Growth is facing downward pressure. Chinese fixed asset investment, a key growth driver, was up by a new low of just 3.9% y/y in May, and down 3.6 pps from Q1, as U.S. President Donald Trump announced that the United States would apply tariffs of 25% to roughly $50 billion worth of Chinese goods. A trade dispute between the world’s two largest economies will surely add uncertainty to the global market, and to Chinese domestic investment and economic growth as well. It’s still too early to measure the size of this impact, but we’d like to argue that trade’s direct effect on Chinese growth won’t be large, given trade’s small net share in Chinese GDP.

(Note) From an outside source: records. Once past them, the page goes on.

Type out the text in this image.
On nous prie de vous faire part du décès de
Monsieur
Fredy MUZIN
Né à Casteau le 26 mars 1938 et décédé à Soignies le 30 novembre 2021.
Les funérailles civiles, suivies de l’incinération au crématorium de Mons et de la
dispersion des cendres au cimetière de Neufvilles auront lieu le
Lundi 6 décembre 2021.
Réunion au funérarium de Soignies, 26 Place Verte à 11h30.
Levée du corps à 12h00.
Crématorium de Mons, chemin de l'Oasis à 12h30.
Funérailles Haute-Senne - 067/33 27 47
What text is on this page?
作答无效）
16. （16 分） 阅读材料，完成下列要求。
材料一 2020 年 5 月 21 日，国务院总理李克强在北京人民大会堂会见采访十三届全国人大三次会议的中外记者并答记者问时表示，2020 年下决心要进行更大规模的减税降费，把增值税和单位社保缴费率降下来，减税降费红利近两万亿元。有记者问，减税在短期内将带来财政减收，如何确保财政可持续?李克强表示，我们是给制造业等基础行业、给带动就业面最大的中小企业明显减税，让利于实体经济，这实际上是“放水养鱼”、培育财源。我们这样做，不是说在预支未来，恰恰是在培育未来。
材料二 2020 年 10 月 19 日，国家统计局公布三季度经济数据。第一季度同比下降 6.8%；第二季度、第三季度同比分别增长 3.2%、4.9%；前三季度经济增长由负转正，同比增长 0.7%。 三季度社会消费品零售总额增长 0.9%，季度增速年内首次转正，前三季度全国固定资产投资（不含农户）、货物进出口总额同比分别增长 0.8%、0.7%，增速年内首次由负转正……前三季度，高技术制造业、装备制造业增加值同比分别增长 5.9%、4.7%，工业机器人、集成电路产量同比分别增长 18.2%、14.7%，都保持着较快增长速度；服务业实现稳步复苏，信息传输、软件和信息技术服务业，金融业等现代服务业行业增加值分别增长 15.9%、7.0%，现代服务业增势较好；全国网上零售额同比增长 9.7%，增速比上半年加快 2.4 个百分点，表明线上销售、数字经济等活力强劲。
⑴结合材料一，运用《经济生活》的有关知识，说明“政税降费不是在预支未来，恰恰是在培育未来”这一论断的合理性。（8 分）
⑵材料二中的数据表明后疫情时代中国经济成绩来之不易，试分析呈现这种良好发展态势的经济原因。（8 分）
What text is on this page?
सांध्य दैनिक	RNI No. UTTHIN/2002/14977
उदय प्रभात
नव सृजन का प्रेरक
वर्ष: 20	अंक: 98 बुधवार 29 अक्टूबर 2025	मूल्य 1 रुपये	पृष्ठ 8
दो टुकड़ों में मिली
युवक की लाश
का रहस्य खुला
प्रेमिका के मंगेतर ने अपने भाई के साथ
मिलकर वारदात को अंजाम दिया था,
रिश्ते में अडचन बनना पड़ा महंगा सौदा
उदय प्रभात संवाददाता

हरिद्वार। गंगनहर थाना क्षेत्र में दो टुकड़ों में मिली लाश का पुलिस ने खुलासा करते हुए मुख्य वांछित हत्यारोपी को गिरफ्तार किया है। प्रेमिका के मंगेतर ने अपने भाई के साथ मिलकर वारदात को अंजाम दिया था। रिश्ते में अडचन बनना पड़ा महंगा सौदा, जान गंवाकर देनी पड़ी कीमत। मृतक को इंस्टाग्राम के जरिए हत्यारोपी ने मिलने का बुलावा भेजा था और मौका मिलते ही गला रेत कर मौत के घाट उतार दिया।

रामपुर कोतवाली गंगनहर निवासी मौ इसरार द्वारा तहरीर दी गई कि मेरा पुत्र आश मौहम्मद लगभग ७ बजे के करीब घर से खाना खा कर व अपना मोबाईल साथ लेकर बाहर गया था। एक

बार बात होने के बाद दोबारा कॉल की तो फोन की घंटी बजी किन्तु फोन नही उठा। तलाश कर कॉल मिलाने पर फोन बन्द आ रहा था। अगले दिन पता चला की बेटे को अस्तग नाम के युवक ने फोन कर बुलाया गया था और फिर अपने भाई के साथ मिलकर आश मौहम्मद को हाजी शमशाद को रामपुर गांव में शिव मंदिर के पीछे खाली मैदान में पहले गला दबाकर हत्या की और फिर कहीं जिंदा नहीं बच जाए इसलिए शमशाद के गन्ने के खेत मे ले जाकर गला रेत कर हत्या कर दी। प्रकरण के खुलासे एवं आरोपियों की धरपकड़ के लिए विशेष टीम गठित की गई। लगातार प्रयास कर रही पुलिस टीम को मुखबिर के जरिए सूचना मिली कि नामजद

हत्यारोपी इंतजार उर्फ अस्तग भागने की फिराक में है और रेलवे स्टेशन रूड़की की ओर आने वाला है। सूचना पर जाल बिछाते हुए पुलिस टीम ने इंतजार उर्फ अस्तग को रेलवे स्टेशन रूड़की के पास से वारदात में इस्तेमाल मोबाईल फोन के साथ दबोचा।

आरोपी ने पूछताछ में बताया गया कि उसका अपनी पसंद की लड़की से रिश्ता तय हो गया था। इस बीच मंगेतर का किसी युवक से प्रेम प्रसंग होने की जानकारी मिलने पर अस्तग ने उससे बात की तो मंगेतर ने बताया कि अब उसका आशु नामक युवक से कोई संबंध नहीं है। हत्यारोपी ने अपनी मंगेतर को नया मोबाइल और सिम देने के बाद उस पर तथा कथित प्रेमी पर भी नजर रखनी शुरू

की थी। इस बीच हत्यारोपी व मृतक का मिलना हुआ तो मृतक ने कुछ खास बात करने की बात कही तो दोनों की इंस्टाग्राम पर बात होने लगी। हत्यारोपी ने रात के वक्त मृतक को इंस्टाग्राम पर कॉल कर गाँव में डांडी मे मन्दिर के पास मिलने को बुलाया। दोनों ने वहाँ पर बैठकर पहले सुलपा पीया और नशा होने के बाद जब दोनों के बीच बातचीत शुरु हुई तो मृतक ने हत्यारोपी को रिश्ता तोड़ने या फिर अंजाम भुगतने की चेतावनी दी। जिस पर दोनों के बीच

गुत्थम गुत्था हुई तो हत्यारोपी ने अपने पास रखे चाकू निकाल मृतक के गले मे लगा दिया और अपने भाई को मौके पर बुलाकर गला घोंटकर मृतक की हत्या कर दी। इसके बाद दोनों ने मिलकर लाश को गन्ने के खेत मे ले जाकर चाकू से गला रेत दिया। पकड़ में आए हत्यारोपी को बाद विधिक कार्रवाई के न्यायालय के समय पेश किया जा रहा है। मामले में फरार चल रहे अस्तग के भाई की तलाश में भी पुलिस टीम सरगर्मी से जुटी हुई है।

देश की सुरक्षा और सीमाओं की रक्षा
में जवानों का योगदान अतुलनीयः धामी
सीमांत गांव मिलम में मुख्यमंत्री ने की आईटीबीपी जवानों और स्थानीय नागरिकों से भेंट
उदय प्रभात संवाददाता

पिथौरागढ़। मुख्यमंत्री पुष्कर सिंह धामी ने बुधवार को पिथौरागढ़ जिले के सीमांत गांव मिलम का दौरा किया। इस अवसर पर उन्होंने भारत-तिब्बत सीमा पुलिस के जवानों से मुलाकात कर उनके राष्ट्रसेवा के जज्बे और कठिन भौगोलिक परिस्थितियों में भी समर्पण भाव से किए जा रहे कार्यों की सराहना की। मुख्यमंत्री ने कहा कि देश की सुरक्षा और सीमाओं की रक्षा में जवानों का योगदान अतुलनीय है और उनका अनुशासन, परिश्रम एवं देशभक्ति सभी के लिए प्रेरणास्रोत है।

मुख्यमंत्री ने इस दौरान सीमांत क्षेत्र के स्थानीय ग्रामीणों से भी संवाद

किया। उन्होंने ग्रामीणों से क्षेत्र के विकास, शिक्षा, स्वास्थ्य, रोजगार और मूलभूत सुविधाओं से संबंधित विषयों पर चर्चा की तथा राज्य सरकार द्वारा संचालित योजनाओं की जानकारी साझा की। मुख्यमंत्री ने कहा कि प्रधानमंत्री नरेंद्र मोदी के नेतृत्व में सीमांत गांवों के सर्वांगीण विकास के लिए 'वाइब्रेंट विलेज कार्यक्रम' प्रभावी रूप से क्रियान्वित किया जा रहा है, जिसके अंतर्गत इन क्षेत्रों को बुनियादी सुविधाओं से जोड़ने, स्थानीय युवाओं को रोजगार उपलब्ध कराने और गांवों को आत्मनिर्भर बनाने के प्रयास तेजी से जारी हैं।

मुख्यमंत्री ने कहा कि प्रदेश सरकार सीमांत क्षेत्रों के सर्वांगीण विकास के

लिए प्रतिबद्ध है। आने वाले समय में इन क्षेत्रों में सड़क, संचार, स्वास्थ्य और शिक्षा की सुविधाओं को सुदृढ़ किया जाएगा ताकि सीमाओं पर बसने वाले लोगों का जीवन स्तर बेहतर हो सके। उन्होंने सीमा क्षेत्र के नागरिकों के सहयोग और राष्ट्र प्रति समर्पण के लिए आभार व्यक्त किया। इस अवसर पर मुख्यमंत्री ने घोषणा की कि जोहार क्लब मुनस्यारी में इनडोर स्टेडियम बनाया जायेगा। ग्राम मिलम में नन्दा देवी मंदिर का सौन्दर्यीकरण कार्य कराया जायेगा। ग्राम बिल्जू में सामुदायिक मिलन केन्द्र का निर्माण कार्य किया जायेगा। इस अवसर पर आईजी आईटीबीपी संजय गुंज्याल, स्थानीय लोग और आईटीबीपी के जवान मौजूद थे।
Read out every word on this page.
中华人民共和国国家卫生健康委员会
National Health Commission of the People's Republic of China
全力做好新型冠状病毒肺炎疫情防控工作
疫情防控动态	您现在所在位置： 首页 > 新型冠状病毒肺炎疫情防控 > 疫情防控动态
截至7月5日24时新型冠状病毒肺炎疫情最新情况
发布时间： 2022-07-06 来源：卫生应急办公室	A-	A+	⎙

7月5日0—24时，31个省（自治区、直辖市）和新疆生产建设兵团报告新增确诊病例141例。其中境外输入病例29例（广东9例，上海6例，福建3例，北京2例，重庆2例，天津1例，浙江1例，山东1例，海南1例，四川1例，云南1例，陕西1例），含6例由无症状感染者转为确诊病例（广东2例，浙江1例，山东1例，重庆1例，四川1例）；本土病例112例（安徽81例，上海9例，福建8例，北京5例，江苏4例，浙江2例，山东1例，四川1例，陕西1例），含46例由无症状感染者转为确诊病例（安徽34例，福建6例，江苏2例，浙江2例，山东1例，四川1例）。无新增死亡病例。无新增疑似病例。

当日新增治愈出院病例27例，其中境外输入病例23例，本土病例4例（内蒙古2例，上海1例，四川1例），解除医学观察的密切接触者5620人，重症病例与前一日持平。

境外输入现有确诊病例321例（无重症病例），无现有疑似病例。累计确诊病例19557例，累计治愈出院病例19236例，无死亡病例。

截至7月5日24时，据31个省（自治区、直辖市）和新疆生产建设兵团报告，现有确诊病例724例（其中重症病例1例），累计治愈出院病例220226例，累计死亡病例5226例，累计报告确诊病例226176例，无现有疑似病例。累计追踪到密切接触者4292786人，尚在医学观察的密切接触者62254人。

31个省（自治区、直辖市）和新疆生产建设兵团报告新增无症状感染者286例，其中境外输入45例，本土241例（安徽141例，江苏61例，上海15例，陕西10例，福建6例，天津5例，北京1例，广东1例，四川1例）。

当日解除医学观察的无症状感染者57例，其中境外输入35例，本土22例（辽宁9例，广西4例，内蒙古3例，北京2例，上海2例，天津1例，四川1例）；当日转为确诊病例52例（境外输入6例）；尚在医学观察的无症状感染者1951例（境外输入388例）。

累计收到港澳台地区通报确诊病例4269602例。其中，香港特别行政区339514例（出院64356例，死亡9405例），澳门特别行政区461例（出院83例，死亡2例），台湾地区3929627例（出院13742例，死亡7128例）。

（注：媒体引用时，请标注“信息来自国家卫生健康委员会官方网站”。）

Value added for major industrial firms was up 6.8% y/y in May, slightly lower than in April. Retail sales of social consumption goods were up 8.5% y/y in nominal terms, and 6.9% y/y in real terms, the lowest rates since 1999. Imports grew much faster than exports. Exports rose 3.2% y/y, still on a declining trend since June 2017, and down 4 pps from Q1. Imports were up 15.6% y/y, and up 3.7 pps from Q1.

But M1 rose 6% y/y at the end of May, a new low, down 1.2 pps from April. This downward cycle of M1 growth started in August 2016, and has been continuing for 22 months, a situation mostly attributed to a new financial regulation to curb systemic risk. CPI growth, up 1.8% y/y, was flat. Producer prices rebounded powerfully, after three months of decline. The ex-factory price index of industrial goods was up 4.1% y/y, up 0.7 pps from April. PPI rose 4.3% y/y, up 0.6 pps from April. However, we expect producer price appreciation won’t be sustainable amid tightening monetary policy.

China’s integration with the rest of world shows no sign of slowing, the U.S.-China trade war notwithstanding. Chinese domestic investors made $47.89 billion in non-financial ODI in 2,987 overseas companies in 149 countries and regions between January and May, rising a robust 38.5% y/y. The rare decline of ODI growth in 2017 is mainly due to government regulations to curb financial risks, and financial extension of the anti-corruption campaign. The Belt and Road Initiative mainly invests in infrastructure. The economic return should be long term, and should also benefit China from a geopolitical strategy perspective. Countries disappointed in Trump’s retreat from globalization may also become more welcoming to China.